The Polish Church itself is deeply split between a moderate clergy and a more nationalist-minded hierarchy. Many from the latter group openly backed Jaroslaw Kaczynski in this year’s presidential election triggered by his brother’s death and now call on their supporters to prevent the removal of the cross.
“This is an absolutely unacceptable role of church in a democracy. It damages the state as much as the church,” said Marcin Krol, political philosopher at Warsaw University.
Kaczynski polled 47 percent in losing the presidential poll to Bronislaw Komorowski, the candidate of Prime Minister Donald Tusk’s pragmatist Civic Platform (PO). Analysts said the “cross wars” could drive PiS support back down to levels seen before the crash, which occurred in Smolensk, western Russia.
“Now he can only come down toward some 25-35 percent of society constituting his core supporters,” Kucharczyk said.
Analysts saw the PO’s rating as stable, despite the row.
Adam Boniecki, a priest and a leading Catholic intellectual, said the cross had split Poles along political lines of PO versus PiS.
“There is a difference between fighting for a cross and fighting with it. This row has started a reflection about the role of the church,” he added.
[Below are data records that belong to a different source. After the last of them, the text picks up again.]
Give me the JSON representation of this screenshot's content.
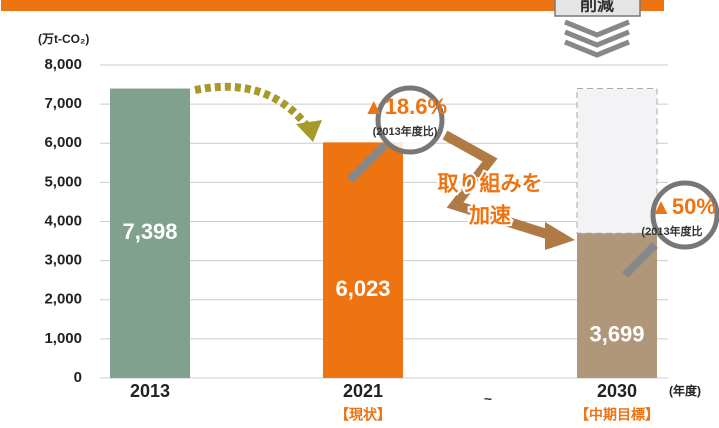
{
  "chart_data": {
    "type": "bar",
    "y_label": "(万t-CO₂)",
    "x_unit": "(年度)",
    "categories": [
      "2013",
      "2021",
      "2030"
    ],
    "sub_labels": [
      null,
      "【現状】",
      "【中期目標】"
    ],
    "values": [
      7398,
      6023,
      3699
    ],
    "value_labels": [
      "7,398",
      "6,023",
      "3,699"
    ],
    "colors": [
      "#7fa18e",
      "#ee7311",
      "#b0977a"
    ],
    "ylim": [
      0,
      8000
    ],
    "yticks": [
      0,
      {
        "value": 1000,
        "label": "1,000"
      },
      {
        "value": 2000,
        "label": "2,000"
      },
      {
        "value": 3000,
        "label": "3,000"
      },
      {
        "value": 4000,
        "label": "4,000"
      },
      {
        "value": 5000,
        "label": "5,000"
      },
      {
        "value": 6000,
        "label": "6,000"
      },
      {
        "value": 7000,
        "label": "7,000"
      },
      {
        "value": 8000,
        "label": "8,000"
      }
    ],
    "grid": true,
    "separator": "~",
    "badge": "削減",
    "annotations": {
      "reduction_2021": "▲18.6%",
      "reduction_2030": "▲50%",
      "basis_2021": "(2013年度比)",
      "basis_2030": "(2013年度比",
      "accel_1": "取り組みを",
      "accel_2": "加速"
    }
  }
}
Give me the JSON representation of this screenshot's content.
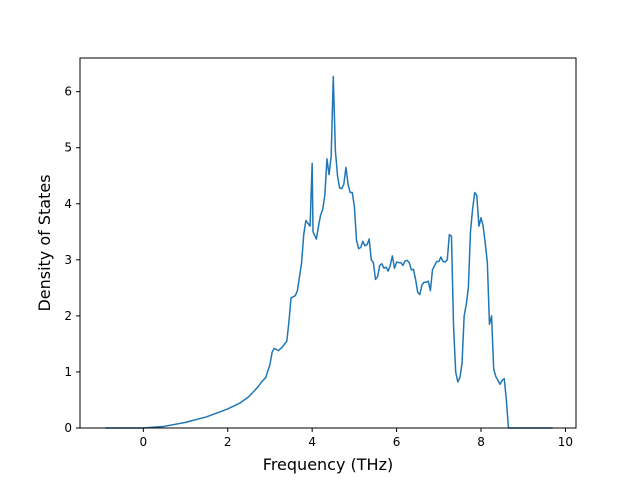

The raised voices of the “cross defenders” have led to calls for a more secular state and the elimination of religious symbols from public life.
In an interview with the weekly Polityka published on Wednesday, Komorowski said he still hoped the cross would be moved.
“The current situation is politically risky and difficult for everybody. It is particularly so for the Church, I believe, which is already paying a price for this conflict and will continue paying it in the longer term.”
A survey by the ARC institute showed in July nearly 60 percent of Poles believed no religious symbols should be shown in public places, while about 30 percent took the opposite view.
About 63 percent believed religions other than Catholicism were getting worse treatment in Poland, it showed.
“The cross row unblocked a discussion that has been a taboo — the fact that a large part of the society is tired with the Church’s permanent political engagement,” Kucharczyk said.
Poland’s leftist opposition, the Democratic Left Alliance (SLD), is drafting proposals to entrench secular standards and analysts say it may win political points in this.
“We must hold a discussion in Poland, which many other European countries already have behind them,” SLD spokesman, Tomasz Kalita, said. “We care for the Polish constitution to be respected. At present, it’s not.”
The best quote being from Fr. Boniecki: “There is a difference between fighting for a cross and fighting with it.”
This is all too familiar, from the role of Churches in political life in many countries to the mosque debate. Faith, informed through the light of the Church, must guide the conscience of believers. It is incumbent on pastors and deacons to teach, to impart, those life lessons – of how to make faith active for the good of the community and the world. From there, the Church must put its faith in the strength of its catechesis.
A secular state is fine, with rights for all, and Church can be all that it is in such a state. A secularist state that militantly fights against all faith (excepting those that co-opt themselves by getting behind the state’s agenda) is not good for anyone. On the other hand, its opposite, a theocracy, does little to guide the lives of believers because they can only see the Cross and the Word as a weapon.